Maine politicians applaud last-minute rider granting lobstermen regulatory reprieve
The U.S. state of Maine’s entire congressional delegation and the state’s governor applauded a late rider on the federal omnibus funding budget that will give lobstermen in the U.S. a six-year reprieve from economically restrictive rules related to preserving the remaining population of critically endangered North Atlantic right whales.
U.S. senators Angus King and Susan Collins, and U.S. representatives Chellie Pingree and Jared Golden – along with Maine Governor Janet Mills – held a press conference on Wednesday, 21 December, to share the scope of the new rider. In addition to a six-year reprieve on stricter gear standards and harvest rules, the rider also allows for up to USD 50 million (EUR 47 million) in funding for research related to right whales and new gear for lobstermen.
The rider is a part of the federal omnibus funding budget that is expected to be approved before the end of 2022.
“Without this provision, it is no exaggeration to say that Maine’s lobster fishery could be facing a complete shutdown,” Mills said. “I strongly strongly urge Congress to pass the omnibus bill.”
According to the state’s congressional delegation, the new rider took intense work over the last month in a bipartisan effort to head off new rules.
“I think it should be understood what an achievement this is, to work out a position of this complexity in a short time,” King said.
Collins, who has represented Maine in the U.S. Congress for over 25 years, said she has “never seen” the Maine delegation and governor more united on any issue.
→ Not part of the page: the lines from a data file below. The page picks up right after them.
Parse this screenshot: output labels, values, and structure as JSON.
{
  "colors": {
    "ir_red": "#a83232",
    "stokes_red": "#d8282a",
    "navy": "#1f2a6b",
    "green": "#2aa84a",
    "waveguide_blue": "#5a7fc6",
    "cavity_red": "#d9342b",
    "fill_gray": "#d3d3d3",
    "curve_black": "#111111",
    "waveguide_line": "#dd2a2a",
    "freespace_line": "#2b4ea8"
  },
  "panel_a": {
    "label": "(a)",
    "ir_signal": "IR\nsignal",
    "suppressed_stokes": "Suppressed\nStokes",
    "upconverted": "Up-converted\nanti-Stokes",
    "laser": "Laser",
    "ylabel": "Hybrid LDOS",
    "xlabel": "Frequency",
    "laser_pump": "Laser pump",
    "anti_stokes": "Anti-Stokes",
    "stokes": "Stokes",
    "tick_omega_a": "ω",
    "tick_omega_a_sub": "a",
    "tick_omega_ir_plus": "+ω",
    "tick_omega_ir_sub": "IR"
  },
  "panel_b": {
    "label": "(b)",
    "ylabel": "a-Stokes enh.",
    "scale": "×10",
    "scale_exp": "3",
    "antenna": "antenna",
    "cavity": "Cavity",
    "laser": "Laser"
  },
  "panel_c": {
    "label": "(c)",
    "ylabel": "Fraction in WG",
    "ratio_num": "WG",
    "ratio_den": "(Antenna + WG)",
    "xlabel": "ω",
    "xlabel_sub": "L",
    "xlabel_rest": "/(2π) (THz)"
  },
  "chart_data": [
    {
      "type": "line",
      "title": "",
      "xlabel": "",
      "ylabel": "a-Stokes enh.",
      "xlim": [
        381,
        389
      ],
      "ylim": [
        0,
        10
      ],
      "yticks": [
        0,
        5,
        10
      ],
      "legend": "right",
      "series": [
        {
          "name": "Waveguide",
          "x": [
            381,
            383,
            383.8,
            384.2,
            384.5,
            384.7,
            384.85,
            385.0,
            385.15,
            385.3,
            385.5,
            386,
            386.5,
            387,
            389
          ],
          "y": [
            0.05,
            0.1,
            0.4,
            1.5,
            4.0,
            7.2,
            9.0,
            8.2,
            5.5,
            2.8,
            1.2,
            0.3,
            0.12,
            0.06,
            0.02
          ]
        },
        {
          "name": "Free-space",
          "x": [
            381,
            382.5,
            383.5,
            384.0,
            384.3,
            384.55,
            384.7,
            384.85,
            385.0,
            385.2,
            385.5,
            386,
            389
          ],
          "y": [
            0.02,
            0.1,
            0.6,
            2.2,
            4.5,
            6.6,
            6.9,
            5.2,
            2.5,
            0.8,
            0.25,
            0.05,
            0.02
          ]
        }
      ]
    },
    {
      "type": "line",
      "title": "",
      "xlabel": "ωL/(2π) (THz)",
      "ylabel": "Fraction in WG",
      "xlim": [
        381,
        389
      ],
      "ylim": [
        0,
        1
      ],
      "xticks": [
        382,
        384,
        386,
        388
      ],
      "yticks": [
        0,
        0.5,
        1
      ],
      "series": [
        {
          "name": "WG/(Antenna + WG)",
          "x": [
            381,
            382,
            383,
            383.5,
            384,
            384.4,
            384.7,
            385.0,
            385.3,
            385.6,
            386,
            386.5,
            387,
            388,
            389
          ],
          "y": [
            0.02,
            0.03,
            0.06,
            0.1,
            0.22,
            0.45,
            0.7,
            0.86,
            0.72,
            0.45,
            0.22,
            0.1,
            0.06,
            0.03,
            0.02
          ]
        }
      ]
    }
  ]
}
She said NOAA's regulatory agenda related to right whale preservation oversteps its legal mandate.
“I’ve never seen a worse case of regulatory overreach to address a problem and blame an industry that is not at all responsible for a problem,” she said.
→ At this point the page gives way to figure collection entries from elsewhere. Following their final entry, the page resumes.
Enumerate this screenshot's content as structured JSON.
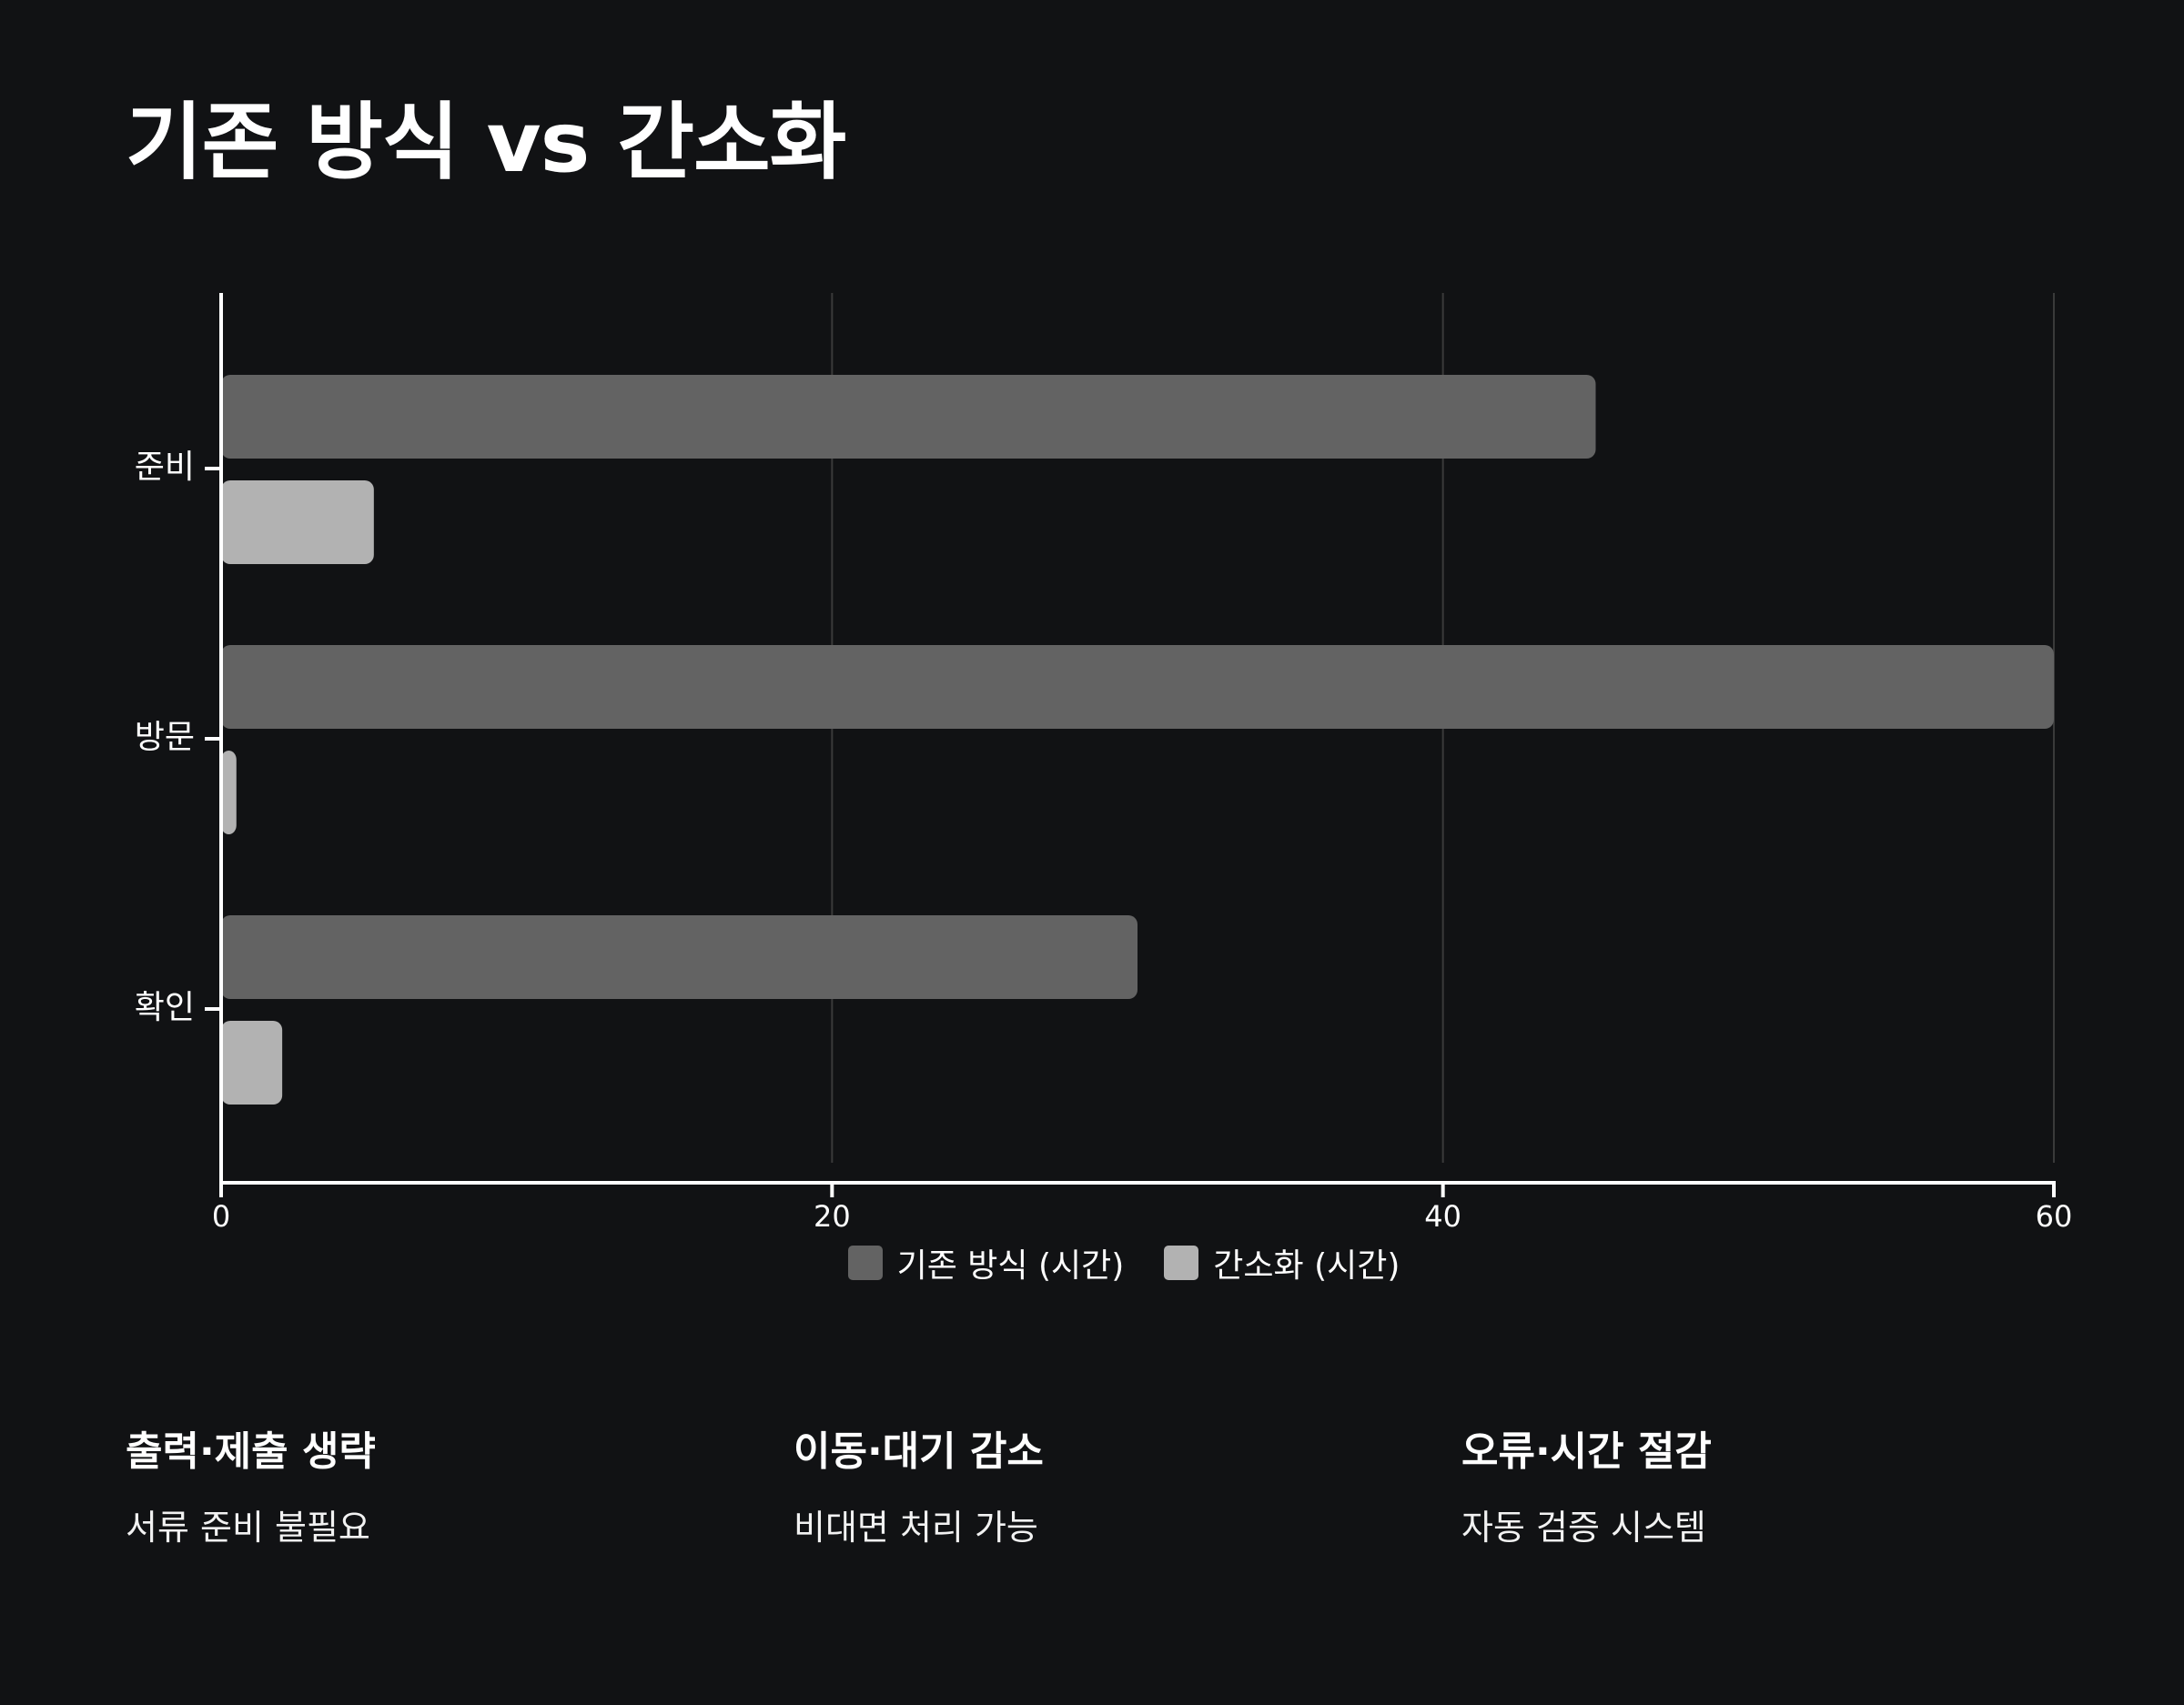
{
  "page": {
    "title": "기존 방식 vs 간소화"
  },
  "chart_data": {
    "type": "bar",
    "orientation": "horizontal",
    "categories": [
      "준비",
      "방문",
      "확인"
    ],
    "series": [
      {
        "name": "기존 방식 (시간)",
        "values": [
          45,
          60,
          30
        ],
        "color": "#636363"
      },
      {
        "name": "간소화 (시간)",
        "values": [
          5,
          0.5,
          2
        ],
        "color": "#b2b2b2"
      }
    ],
    "xlim": [
      0,
      60
    ],
    "xticks": [
      0,
      20,
      40,
      60
    ],
    "grid": "vertical",
    "legend": "bottom-center"
  },
  "features": [
    {
      "title": "출력·제출 생략",
      "desc": "서류 준비 불필요"
    },
    {
      "title": "이동·대기 감소",
      "desc": "비대면 처리 가능"
    },
    {
      "title": "오류·시간 절감",
      "desc": "자동 검증 시스템"
    }
  ],
  "colors": {
    "background": "#111214",
    "grid": "#3a3a3a",
    "axis": "#ffffff",
    "text": "#ffffff"
  }
}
King concurred with Collins, and said representatives of Maine's lobster industry were integral in enabling a quick turnaround on the new provisions.
“I have never seen such close consultation and teamwork, not only among the members of the delegation, but with the governor, and also with [Maine's Department of] Marine Resources, with the Maine Lobstermen’s Association, with the folks who really know the facts on the water,” King said. “To give you an idea, I called Susan about one of the unsettled matters at 3:30 in the morning on Sunday. That was the nature of the work.”
The delegation was joined on the conference call by Maine lobsterman Curt Brown, who said the new legislation is important to the future of his industry.
“This is a great day for [the] Maine lobster [industry]. The future looks much brighter today than it has for a long long time,” he said.
Brown said right whale protection and lobstering aren’t mutually exclusive, and said the industry has already made strides to protect the species.
“One thing everyone on this call can agree on is that it’s important to protect right whales. I would argue there isn’t a group in this country that has done more to protect right whales than lobstermen and women,” he said. “We’re proud of the measures we’ve taken, and we’re proud of their effectiveness.”
The fishery has implemented a number of measures with whales in mind, Mills said, including removing 30,000 miles of vertical lines from the water, modifying gear, and complying with additional regulations.
“They’ve done this even when there’s never been a right whale death attributed to Maine lobster gear, ever,” she said.
Environmental groups were less enthusiastic about the last-minute rider addition. Oceana Campaign Director Gib Brogan said the move will push the right whale closer to extinction.
“Today is a dreadful day for the North Atlantic right whale. The Maine congressional delegation’s irresponsible 11th-hour amendment, which is included in a massive bill to fund the federal government, ensures that critically endangered North Atlantic right whales will not get necessary protections from deadly fishing gear entanglements until at least 2028,” Brogan said. “With an annually declining population now sitting at just around 340 whales, that is too late for the survival of the species.”
Part of the new spending package attached to the rider will determine exactly what impact the lobster industry is having on right whales, if any. King asaid the whales face a wide array of other threats – none of which have received the same regulatory pressure as lobstering.
“I would also mention that a great deal of the danger to the whales comes from ship strikes,” King said. “Why don’t they close Boston harbor to all ships? That seems ridiculous, but so is the closure of the lobster fishery.”
King said a lack of data has been one of the more-frustrating parts of the debate over protecting right whales, and the new funding will help fill that gap.
“We may not need to do radical modification if the whales aren’t in the Gulf of Maine,” King said.
Collins said she plans to continue working to secure funding for further research to ensure that after the six-year reprieve is over, the lobster industry and right whales can coexist without issue.
“As someone who will surely be the vice-chair of the Senate appropriations committee, I want to make sure additional appropriations are targeted, going to the lobstermen and -women who can test the gear, going to the University of Maine, for example, going to the [Maine] Department of Marine Resources, going to the Maine Lobstermen Association and the Maine Lobstering Union, going to those groups,” she said. “The future amounts remain to be determined, but we need to make sure that the funding goes to entities that will really hep us solve this problem.”